A very slovenly and beastly Brad Pitt, but nevertheless still a Brad Pitt. 

Derek’s clothes don’t exactly hang in tatters around his brawny limbs, but they were also not cut to be formfitting in the first place. The jeans fit fairly well, but Stiles can spot a couple of well-worn tears across the thighs and calves. Then there is the shirt. It’s a white dress shirt, but it is unbuttoned and the sleeves have been torn off to accommodate to the sheer amount of limb that Derek possesses. Derek either wears his clothes in size XL, or he has them tailored, because the man is huge. His back is hunched over with muscle and strong bone, and Stiles is reminded of an ox. An ox that can stare down a grownup Zimba and make him run home with his tail between his legs, promising that he’ll stick to antelopes and zebras for the rest of his life. 

Heavy musculature aside, Derek is huge. 

Add the heavy musculature, and it’s hard to wrap your head around what you are seeing. 

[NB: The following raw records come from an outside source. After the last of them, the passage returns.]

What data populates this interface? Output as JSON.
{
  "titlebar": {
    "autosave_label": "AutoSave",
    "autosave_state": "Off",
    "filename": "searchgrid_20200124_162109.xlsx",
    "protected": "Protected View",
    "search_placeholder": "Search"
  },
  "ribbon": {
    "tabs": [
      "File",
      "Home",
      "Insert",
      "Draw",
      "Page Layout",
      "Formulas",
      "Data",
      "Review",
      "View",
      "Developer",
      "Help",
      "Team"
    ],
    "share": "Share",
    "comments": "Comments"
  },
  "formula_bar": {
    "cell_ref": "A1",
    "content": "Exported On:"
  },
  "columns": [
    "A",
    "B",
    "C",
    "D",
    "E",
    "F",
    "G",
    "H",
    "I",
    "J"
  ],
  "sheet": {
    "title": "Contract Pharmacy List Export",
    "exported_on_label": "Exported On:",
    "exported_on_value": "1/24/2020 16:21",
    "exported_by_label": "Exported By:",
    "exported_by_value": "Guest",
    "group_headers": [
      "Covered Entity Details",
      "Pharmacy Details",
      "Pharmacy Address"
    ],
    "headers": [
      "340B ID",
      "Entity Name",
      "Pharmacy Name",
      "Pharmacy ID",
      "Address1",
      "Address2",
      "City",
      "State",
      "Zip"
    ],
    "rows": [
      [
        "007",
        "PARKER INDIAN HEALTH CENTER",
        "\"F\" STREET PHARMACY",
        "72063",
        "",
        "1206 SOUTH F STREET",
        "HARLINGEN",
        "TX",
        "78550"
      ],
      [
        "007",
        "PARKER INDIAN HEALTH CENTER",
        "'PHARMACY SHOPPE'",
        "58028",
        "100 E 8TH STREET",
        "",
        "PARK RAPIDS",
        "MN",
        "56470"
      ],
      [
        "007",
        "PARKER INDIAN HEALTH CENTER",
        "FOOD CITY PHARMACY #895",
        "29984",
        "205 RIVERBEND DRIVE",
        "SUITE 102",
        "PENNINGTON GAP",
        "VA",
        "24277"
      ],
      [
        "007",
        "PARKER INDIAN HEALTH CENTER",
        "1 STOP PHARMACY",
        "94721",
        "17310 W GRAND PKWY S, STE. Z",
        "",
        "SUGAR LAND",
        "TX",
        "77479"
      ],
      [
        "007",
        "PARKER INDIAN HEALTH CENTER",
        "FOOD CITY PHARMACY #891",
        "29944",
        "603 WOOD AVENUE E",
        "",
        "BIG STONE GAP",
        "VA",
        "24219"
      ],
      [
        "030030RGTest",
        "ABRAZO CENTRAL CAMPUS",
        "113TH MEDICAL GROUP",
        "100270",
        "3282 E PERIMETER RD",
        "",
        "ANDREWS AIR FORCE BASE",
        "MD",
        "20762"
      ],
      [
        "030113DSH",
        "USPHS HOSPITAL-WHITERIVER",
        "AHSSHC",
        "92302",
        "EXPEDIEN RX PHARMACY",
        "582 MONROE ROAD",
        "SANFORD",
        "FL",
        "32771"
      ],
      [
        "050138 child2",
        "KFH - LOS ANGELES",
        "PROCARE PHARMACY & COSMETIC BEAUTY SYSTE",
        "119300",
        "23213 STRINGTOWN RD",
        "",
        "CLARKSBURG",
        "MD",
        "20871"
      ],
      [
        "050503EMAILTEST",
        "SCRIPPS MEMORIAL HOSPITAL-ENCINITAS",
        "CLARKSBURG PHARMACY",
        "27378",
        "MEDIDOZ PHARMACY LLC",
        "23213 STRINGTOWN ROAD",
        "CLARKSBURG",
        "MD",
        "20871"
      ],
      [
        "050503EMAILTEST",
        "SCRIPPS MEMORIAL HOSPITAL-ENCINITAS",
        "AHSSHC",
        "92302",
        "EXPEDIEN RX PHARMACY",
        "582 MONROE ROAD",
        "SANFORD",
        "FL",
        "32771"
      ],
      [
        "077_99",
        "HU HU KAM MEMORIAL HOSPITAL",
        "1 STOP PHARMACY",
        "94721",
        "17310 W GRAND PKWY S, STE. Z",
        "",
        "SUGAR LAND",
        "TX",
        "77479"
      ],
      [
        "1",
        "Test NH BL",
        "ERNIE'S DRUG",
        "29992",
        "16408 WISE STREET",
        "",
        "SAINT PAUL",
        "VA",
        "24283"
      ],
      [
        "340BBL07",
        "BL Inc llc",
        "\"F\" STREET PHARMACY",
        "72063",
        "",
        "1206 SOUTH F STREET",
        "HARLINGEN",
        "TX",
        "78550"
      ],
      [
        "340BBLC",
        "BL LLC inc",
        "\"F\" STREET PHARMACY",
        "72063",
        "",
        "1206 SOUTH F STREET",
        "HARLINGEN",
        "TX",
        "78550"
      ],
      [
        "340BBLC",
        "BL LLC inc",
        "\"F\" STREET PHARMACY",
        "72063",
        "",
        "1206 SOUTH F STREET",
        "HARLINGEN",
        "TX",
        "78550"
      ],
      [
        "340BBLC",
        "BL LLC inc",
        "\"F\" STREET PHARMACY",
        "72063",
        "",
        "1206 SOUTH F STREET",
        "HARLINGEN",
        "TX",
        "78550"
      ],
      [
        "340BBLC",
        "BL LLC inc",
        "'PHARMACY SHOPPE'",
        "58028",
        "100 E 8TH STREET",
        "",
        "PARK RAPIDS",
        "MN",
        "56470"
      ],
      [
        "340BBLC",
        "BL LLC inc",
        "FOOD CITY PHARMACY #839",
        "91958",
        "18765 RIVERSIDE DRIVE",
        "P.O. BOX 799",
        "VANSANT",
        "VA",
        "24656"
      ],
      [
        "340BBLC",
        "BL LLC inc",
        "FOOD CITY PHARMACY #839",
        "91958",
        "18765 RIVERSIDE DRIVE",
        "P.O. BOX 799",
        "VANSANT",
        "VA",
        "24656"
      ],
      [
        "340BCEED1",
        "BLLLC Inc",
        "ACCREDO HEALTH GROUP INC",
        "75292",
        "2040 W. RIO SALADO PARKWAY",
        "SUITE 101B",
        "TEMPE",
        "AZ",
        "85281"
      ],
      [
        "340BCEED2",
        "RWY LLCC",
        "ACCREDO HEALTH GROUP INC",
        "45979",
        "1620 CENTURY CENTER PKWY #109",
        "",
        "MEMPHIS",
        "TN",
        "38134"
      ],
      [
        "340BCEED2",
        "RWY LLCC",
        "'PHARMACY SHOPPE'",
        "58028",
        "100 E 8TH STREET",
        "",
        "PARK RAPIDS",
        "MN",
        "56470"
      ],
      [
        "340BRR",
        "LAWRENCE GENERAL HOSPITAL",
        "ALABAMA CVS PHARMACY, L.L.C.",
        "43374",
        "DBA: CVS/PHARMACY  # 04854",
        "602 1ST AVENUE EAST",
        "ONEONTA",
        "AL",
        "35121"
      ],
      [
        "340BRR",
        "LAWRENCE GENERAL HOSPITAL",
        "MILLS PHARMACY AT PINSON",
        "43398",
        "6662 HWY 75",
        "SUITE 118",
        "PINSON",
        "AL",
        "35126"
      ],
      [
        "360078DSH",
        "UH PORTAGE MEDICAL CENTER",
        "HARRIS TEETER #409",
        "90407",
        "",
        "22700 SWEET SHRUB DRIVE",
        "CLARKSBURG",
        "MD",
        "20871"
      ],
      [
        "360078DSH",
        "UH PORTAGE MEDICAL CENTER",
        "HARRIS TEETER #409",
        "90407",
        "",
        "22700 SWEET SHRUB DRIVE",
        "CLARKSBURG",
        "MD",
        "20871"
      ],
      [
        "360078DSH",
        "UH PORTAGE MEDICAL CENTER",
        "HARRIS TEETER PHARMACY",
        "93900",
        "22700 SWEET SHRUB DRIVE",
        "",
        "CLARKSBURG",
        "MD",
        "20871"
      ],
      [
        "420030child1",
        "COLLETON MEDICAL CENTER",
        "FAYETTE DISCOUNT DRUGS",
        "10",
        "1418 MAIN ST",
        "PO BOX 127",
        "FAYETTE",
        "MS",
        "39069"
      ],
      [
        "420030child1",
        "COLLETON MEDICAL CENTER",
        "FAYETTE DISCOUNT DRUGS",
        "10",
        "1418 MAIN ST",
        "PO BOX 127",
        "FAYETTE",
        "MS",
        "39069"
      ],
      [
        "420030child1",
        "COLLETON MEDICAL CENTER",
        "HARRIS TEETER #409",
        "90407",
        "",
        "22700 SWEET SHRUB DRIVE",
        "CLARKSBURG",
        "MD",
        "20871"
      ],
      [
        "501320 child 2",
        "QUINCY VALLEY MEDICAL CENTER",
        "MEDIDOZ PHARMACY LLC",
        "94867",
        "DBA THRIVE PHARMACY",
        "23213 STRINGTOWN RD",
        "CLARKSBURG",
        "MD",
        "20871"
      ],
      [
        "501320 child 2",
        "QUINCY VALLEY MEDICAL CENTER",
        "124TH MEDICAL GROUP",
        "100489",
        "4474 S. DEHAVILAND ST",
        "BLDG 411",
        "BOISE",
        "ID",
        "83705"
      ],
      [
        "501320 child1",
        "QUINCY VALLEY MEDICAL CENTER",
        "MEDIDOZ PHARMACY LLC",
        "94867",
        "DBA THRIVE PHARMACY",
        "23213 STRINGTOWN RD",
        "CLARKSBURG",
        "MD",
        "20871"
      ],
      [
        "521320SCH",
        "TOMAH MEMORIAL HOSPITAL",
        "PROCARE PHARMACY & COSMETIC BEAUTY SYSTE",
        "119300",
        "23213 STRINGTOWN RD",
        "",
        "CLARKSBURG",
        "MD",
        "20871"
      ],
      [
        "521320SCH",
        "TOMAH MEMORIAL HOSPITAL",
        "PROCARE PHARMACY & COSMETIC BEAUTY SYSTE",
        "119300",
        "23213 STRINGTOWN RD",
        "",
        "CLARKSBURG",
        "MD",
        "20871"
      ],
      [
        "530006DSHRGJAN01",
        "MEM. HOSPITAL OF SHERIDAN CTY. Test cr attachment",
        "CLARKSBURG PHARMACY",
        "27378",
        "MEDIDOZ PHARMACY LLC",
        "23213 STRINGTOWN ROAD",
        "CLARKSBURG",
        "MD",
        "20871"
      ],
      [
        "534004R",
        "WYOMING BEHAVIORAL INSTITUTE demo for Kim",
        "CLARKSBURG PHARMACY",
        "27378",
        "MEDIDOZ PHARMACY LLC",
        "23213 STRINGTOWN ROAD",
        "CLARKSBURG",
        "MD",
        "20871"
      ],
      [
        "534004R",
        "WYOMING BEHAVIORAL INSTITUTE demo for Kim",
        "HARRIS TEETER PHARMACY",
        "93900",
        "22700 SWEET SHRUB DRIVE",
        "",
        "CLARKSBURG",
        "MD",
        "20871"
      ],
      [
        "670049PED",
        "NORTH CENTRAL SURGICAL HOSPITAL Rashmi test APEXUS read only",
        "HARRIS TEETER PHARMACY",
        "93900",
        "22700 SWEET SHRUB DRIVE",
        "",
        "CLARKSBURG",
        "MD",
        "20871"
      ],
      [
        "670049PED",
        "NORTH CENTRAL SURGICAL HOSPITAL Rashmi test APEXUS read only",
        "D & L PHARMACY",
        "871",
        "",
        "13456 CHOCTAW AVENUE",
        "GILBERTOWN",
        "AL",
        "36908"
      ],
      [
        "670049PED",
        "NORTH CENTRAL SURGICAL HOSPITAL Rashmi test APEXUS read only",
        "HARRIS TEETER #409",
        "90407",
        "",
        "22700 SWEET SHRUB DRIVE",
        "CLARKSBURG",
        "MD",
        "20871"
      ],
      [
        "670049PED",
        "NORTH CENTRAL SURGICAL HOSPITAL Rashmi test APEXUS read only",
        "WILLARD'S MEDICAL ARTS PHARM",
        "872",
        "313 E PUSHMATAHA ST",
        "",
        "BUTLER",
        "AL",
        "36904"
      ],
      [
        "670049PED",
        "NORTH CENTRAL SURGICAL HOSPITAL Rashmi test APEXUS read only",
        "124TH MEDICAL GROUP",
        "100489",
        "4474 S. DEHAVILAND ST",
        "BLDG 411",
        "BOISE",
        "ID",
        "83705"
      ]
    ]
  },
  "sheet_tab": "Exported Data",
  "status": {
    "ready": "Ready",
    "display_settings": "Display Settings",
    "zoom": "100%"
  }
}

What interests Stiles the most, however, is probably the shadow of a tail that he can see swishing back and forth behind Derek’s back. Werewolves, unless they are in full wolf form and thus look like any other wolf out in nature, don’t have tails. Stiles’ interest is definitely piqued. Obviously, Derek’s wolf form is distorted and not like any other that Stiles has seen before, but how did it happen? How did it come about? And why does Stiles get the feeling that Derek is unable to transform back? 

All in all, Stiles feels on top of the situation. 

Yes. He does. 

He doesn’t feel any need to slit his wrists, but he also doesn’t want Derek to walk any closer to him. 

Baby steps, eh? 

“Thank you,” Stiles says. “No wait, that was stupid. That wasn’t- I was-”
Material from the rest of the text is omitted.